Months later Professor had a sixth attempt at getting the non working hive thing to work. Somehow they where more clued in than the other five attempts and obtained the missing things.
It was claimed to be user installable. Assured by the salesman that this is the missing thing a package arrives prof is sightly amazed that this is called user installable, rawplugs (not supplied) are needed, a screwdriver too, and maybe some paint. All of which professor has. It was an interesting observation on the average toolkit here in the UK.
The electronic part was less successful than the mounting requiring phone support and hard resets for the existing infrastructure to work. However better instructions would have helped but where copiously missing.
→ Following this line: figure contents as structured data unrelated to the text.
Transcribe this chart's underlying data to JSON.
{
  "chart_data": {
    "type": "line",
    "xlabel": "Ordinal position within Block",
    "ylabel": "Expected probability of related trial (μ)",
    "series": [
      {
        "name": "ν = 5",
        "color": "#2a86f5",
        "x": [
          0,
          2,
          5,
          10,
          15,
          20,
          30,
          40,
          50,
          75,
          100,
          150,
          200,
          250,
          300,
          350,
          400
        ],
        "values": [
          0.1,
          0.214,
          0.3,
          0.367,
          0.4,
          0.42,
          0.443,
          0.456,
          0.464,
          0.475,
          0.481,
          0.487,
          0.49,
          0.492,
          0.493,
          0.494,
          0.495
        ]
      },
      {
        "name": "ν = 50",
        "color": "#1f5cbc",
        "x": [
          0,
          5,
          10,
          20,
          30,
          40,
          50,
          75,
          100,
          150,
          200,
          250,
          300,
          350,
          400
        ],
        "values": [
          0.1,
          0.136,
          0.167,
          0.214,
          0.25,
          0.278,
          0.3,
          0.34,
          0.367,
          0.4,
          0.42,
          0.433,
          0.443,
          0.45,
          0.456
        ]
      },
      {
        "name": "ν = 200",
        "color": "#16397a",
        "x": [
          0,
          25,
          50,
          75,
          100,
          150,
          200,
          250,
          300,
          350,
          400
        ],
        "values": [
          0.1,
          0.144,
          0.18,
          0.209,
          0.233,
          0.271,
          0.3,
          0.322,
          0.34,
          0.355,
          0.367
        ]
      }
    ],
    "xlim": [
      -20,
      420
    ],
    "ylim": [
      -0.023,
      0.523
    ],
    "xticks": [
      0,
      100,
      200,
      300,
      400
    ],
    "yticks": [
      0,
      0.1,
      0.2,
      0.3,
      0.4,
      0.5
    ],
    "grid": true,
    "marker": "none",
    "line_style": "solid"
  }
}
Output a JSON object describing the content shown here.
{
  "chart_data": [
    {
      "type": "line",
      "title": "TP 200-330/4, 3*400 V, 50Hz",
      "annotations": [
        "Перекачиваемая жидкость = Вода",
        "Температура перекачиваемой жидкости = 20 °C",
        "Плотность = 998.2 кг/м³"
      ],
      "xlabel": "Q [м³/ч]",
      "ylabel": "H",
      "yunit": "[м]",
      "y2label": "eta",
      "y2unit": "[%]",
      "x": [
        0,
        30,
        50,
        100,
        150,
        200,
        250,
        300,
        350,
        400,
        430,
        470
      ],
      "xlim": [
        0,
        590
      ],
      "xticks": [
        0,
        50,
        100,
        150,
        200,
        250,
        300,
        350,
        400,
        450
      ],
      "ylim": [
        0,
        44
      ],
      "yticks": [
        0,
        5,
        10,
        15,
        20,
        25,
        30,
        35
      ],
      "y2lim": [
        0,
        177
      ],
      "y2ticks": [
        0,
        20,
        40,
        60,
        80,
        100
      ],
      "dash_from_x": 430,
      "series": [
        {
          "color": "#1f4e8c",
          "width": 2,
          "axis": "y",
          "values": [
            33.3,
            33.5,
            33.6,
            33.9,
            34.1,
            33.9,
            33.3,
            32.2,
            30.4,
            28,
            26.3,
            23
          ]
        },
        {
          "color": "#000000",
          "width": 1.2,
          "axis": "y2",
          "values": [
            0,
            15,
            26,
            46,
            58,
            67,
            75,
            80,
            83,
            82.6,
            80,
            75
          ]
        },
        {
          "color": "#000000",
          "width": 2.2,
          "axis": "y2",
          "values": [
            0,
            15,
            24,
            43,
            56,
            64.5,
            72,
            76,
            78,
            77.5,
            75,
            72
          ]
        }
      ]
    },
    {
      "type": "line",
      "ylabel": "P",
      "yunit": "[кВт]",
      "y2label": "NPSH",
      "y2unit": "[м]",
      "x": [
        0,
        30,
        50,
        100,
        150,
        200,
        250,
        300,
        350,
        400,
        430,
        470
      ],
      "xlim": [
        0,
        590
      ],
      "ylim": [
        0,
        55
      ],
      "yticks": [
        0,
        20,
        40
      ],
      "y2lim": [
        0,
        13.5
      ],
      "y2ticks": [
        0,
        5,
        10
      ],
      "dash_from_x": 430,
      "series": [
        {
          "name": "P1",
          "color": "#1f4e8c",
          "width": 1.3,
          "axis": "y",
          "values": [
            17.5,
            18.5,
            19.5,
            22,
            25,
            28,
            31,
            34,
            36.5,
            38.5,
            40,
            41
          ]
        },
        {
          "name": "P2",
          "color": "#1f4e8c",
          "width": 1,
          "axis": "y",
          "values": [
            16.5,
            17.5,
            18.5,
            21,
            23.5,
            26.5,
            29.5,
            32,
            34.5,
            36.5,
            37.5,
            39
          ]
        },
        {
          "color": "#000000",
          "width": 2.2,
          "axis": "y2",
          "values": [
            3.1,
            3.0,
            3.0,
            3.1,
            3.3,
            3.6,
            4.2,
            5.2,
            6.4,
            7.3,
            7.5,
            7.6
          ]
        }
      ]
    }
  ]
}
Hive is odd (hosted at amazon ec2), and quite why data goes overseas and at the mercy of amazon is another dubious design feature and offers some basic choices and there be some strange missing features like you cannot buy a carbon monoxide detector that works with hive, lighting and electrical has some control but need the right bulbs (my blog) the bonus stuff seems to be for extraordinary use cases.
Hive at present (the version 2) seems ready for stuff not yet thought about so it is neither burglar alarm ‘smart’ which based on the complexity would be beyond british gas abilities especially when non installers are part of the deal.
Basic hive works provided you have all the things although its very much designed for the app and lets hope you have a better experience than professor did, but to call hive a automation platform is perhaps a management goal at british gas rather than a true platform for switching and sensing stuff in fact it is still an idiot seeking a brain.